“这是你反驳我的第三次。”
陈京淮打断了他。
他眉头紧皱,睫毛下垂,遮掩住眼里流动的、隐忍的情绪,伸手拉松乔艾温打得不怎么样的领带,又解开顶上束紧喉咙的扣子:“你还记得我们在海城的交易吧?”
“这两个月,你要听我的。”
乔艾温沉默了。
他吸气,又呼出,整个空间的气体都混浊发酸,让他全身的细胞神经都产生抗议。
胃里痛得越发厉害,他却突然从中找到一丝病态的痛快:“...我不想再欠你了。”
“看到我现在这样,你也有好受一点吧?”
他盯着自己腕上璀璨闪烁的表,掐着肚子的手更加用力,恨不得直接把胃从里面扯出来,让疼痛彻底结束,生命也结束,让那些刺骨钻心的愧疚得以不了了之。
陈京淮默不作声地看着他,手掌覆盖上他自虐般掐紧的手,施加点力气,掰开,又掌心交合着握住,让他不能再挣脱:“你想听我回答什么?”
“我很好受,看到你这样、知道你要死了我很高兴,还是——告诉你我舍不得?”
乔艾温哪里敢这么期望。
分明清楚陈京淮怨他恨他,但就像那晚在梦里一样,他又张不开口,自己说出残忍的真相。
疼痛像无形的长蛇,一直钻进脑袋,乔艾温身体的颤抖加剧,无力往前倾倒,又被陈京淮拉回来,压紧在怀里:“我在问你。”
“你想听我回答什么。”
乔艾温没办法回答。
静默的对峙间,门外渐近急促的脚步,打破陈京淮的咄咄逼人,小刘从走廊奔进来:“陈总,药和水拿来了,乔先生没事吧?!”
他的声音把乔艾温的意识拉回了些,乔艾温扭动着要挣开陈京淮的手臂。
陈京淮不为所动,隔间门敞开,他把乔艾温挡得只剩一点,回头伸手:“水。”
小刘对两人亲密的姿势视若无睹,眼疾手快把水拧开,递来。
陈京淮就拿着水往乔艾温的嘴边递:“张嘴,先漱口。”
越抗拒反而越引人生疑,乔艾温只能顺从地张嘴喝了,又吐出。
嘴里恶心的气味终于淡去,药片递到嘴边,他伸手先自己拿过,触碰到陈京淮发冷的手指。
看他把药咽下,陈京淮把水递回给小刘,松了手:“走吧。”
他站着不动,是让乔艾温先走的意思,乔艾温侧身迈腿,因为空间太窄踉跄了下,身体就不稳地径直撞向隔板。
“...”
“算了。”
陈京淮伸手,身体弯下压低,伸手托向乔艾温的后背和大腿。
乔艾温一愣,往后退:“不...”
手掌紧贴脊背,灼热穿透发冷颤抖的皮肤,陈京淮抬眸,眼睛笼在一片黑沉里:“我已经说过了吧?”
“别动。”
第30章 你就得欠着。
乔艾温掐着胃,只静了两秒,又抵住了陈京淮的手臂反抗,神色带上紧张:“外面有人...”
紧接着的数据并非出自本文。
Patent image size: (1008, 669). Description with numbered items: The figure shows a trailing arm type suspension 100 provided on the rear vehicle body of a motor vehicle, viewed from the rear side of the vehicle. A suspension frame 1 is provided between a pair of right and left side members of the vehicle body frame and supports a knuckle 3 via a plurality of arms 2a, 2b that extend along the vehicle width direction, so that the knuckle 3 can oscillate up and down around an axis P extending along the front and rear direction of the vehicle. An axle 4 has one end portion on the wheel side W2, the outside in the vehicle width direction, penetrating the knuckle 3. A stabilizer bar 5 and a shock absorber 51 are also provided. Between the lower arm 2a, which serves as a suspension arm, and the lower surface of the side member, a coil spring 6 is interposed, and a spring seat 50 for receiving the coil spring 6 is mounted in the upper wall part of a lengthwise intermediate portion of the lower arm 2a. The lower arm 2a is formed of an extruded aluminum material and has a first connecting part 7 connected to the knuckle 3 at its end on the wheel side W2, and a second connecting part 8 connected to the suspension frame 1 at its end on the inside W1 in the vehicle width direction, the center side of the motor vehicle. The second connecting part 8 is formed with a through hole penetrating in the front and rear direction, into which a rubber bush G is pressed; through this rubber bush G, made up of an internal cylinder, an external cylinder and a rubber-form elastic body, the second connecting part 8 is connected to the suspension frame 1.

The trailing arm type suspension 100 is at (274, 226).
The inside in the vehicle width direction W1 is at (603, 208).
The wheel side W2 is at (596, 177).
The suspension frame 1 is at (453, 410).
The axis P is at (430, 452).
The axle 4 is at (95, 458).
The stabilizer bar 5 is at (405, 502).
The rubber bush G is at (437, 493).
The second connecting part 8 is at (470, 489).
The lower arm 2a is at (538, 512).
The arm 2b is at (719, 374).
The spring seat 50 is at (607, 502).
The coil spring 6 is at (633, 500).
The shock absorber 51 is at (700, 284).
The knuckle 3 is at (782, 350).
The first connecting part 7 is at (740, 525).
不止是就在几步之外、自觉低下头等待的小刘,还有走廊的何婷娴和河宥妍。
他不知道陈京淮为什么突然做出不合常理的举动。
虽然的确痛得浑身发软冒虚汗,头昏脑胀,脸色看上去大概也是病入膏肓的苍白相,但既然还有意识,他无论如何也应该自己走上车。
陈京淮沉默不语地盯着他,像是半晌后才终于意识到面前的人不单单是突发恶疾需要帮助的患者,更是一直以来恨之入骨的他。
他冷漠地收了手,退下台阶,往后让了一步。
乔艾温垂着头弯着腰,西装衬衫乱糟糟在身上挂着,不稳地踩进他的影子里,又迈出深色,慢吞吞靠近了小刘。
曲马多的药效在服用后半个小时才会起效,疼痛一直从胃里逼至脑神经,他的眼睛在高压下产生了一片片密集恍惚的光斑。
像要昏倒的前兆,他猛然停下脚步,连呼吸也一同屏住。
“乔先生...”
浑浊不清的余光里,乔艾温看见小刘伸了手要扶他,又在看一眼后方的陈京淮后,顿住了动作,犹豫着收回了手。
大概是接收到陈京淮不准许帮助他的指令。